Na música, Coldplay canta: "Some things you have to believe / But others are puzzles, puzzling me". Isso sugere que algumas coisas na vida são mistérios complexos que o eu lírico tenta decifrar, adicionando uma camada de profundidade e introspecção à letra.
“Speed Of Sound”, de Coldplay – o artista britânico que conquistou o mundo – é um convite vibrante a abraçar a curiosidade e a aventura. Logo nos primeiros versos, ele questiona “Quanto tempo até eu entrar? Até tudo começar?”, revelando aquela impaciência típica de quem sente que a vida guarda algo grandioso logo ali na esquina. A canção pinta a jornada como uma escalada pessoal: montanhas internas, árvores que precisam ser subidas, sinais misteriosos no céu noturno. Cada obstáculo vira oportunidade. Se não tentamos, nunca saberemos, por isso a música nos cutuca a sair da areia e olhar para cima, onde planetas giram “à velocidade da luz”.
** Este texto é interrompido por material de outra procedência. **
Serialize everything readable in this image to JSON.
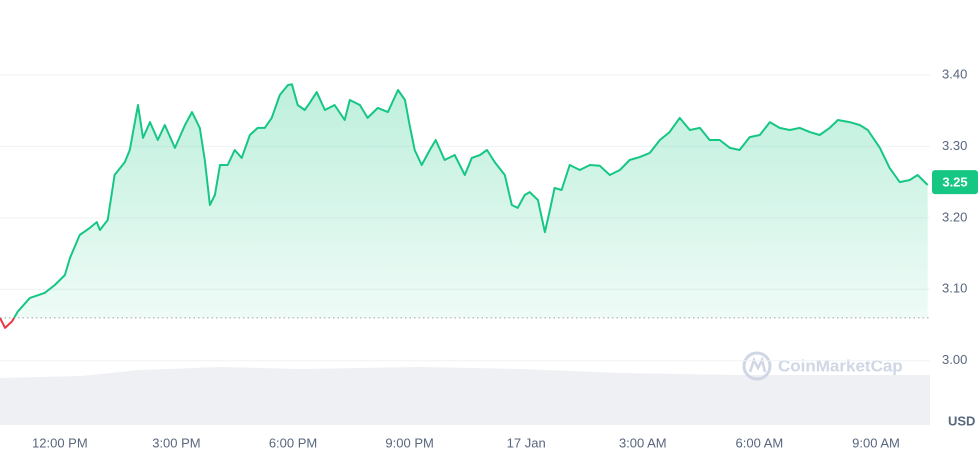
{
  "chart_data": {
    "type": "line",
    "x": [
      -1.54,
      -1.41,
      -1.23,
      -1.08,
      -0.77,
      -0.39,
      -0.13,
      0.13,
      0.26,
      0.51,
      0.77,
      0.95,
      1.03,
      1.23,
      1.41,
      1.67,
      1.8,
      2.01,
      2.14,
      2.32,
      2.52,
      2.7,
      2.96,
      3.22,
      3.4,
      3.6,
      3.73,
      3.86,
      3.99,
      4.12,
      4.32,
      4.5,
      4.68,
      4.89,
      5.09,
      5.27,
      5.45,
      5.66,
      5.87,
      5.97,
      6.12,
      6.3,
      6.43,
      6.61,
      6.82,
      7.07,
      7.33,
      7.46,
      7.72,
      7.92,
      8.18,
      8.44,
      8.7,
      8.88,
      9.0,
      9.13,
      9.31,
      9.52,
      9.67,
      9.9,
      10.16,
      10.42,
      10.6,
      10.81,
      10.99,
      11.19,
      11.45,
      11.63,
      11.78,
      11.96,
      12.09,
      12.3,
      12.48,
      12.61,
      12.73,
      12.91,
      13.12,
      13.38,
      13.64,
      13.89,
      14.15,
      14.41,
      14.66,
      14.92,
      15.18,
      15.44,
      15.69,
      15.95,
      16.21,
      16.47,
      16.72,
      16.98,
      17.24,
      17.49,
      17.75,
      18.01,
      18.27,
      18.52,
      18.78,
      19.04,
      19.3,
      19.55,
      19.81,
      20.02,
      20.32,
      20.58,
      20.79,
      21.1,
      21.35,
      21.61,
      21.87,
      22.07,
      22.33
    ],
    "series": [
      {
        "name": "Price",
        "color": "#16c784",
        "down_color": "#ea3943",
        "values": [
          3.06,
          3.046,
          3.055,
          3.069,
          3.088,
          3.095,
          3.106,
          3.12,
          3.144,
          3.176,
          3.186,
          3.194,
          3.183,
          3.197,
          3.26,
          3.278,
          3.295,
          3.358,
          3.312,
          3.334,
          3.309,
          3.33,
          3.298,
          3.33,
          3.348,
          3.326,
          3.281,
          3.218,
          3.232,
          3.274,
          3.274,
          3.295,
          3.284,
          3.316,
          3.326,
          3.326,
          3.34,
          3.372,
          3.386,
          3.387,
          3.358,
          3.351,
          3.361,
          3.376,
          3.351,
          3.358,
          3.337,
          3.365,
          3.358,
          3.34,
          3.354,
          3.348,
          3.379,
          3.365,
          3.33,
          3.295,
          3.274,
          3.295,
          3.309,
          3.281,
          3.288,
          3.26,
          3.284,
          3.288,
          3.295,
          3.278,
          3.26,
          3.218,
          3.214,
          3.232,
          3.236,
          3.225,
          3.18,
          3.211,
          3.242,
          3.239,
          3.274,
          3.267,
          3.274,
          3.273,
          3.26,
          3.267,
          3.281,
          3.285,
          3.291,
          3.309,
          3.32,
          3.34,
          3.323,
          3.326,
          3.309,
          3.309,
          3.298,
          3.295,
          3.313,
          3.316,
          3.334,
          3.326,
          3.323,
          3.326,
          3.32,
          3.316,
          3.326,
          3.337,
          3.334,
          3.33,
          3.323,
          3.298,
          3.27,
          3.25,
          3.253,
          3.26,
          3.246
        ]
      }
    ],
    "reference": 3.06,
    "current_price": 3.25,
    "xlim": [
      -1.54,
      22.39
    ],
    "xticks": [
      {
        "value": 0,
        "label": "12:00 PM"
      },
      {
        "value": 3,
        "label": "3:00 PM"
      },
      {
        "value": 6,
        "label": "6:00 PM"
      },
      {
        "value": 9,
        "label": "9:00 PM"
      },
      {
        "value": 12,
        "label": "17 Jan"
      },
      {
        "value": 15,
        "label": "3:00 AM"
      },
      {
        "value": 18,
        "label": "6:00 AM"
      },
      {
        "value": 21,
        "label": "9:00 AM"
      }
    ],
    "ylim": [
      2.91,
      3.505
    ],
    "yticks": [
      {
        "value": 3.0,
        "label": "3.00"
      },
      {
        "value": 3.1,
        "label": "3.10"
      },
      {
        "value": 3.2,
        "label": "3.20"
      },
      {
        "value": 3.3,
        "label": "3.30"
      },
      {
        "value": 3.4,
        "label": "3.40"
      }
    ],
    "y_axis_label": "USD",
    "watermark": "CoinMarketCap",
    "grid": true
  }
}
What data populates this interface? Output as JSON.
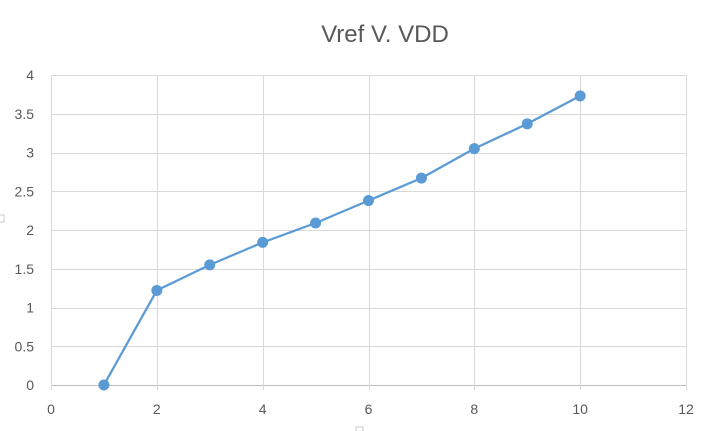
{
  "colors": {
    "series": "#5b9bd5",
    "grid": "#d9d9d9",
    "text": "#595959"
  },
  "chart_data": {
    "type": "line",
    "title": "Vref V. VDD",
    "xlabel": "",
    "ylabel": "",
    "xlim": [
      0,
      12
    ],
    "ylim": [
      0,
      4
    ],
    "x_ticks": [
      0,
      2,
      4,
      6,
      8,
      10,
      12
    ],
    "y_ticks": [
      0,
      0.5,
      1,
      1.5,
      2,
      2.5,
      3,
      3.5,
      4
    ],
    "grid": true,
    "legend": "none",
    "series": [
      {
        "x": [
          1,
          2,
          3,
          4,
          5,
          6,
          7,
          8,
          9,
          10
        ],
        "y": [
          0,
          1.22,
          1.55,
          1.84,
          2.09,
          2.38,
          2.67,
          3.05,
          3.37,
          3.73
        ],
        "marker": "circle"
      }
    ]
  }
}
No refrão, os pássaros que voam “à velocidade do som” representam ideias disparadas, insights que surgem do nada e mudam tudo. Eles vêm “do subterrâneo” para explicar como tudo começou, lembrando que grandes descobertas podem nascer dos lugares mais inesperados. Entre ruídos, sinais e luzes que nem sempre entendemos, o recado é claro: há coisas que precisamos acreditar antes mesmo de ver e outras que só se revelam quando mergulhamos na busca. A faixa combina maravilhamento científico e poesia existencial para celebrar aquela faísca que nos faz explorar o mundo – e a nós mesmos – com olhos sempre curiosos.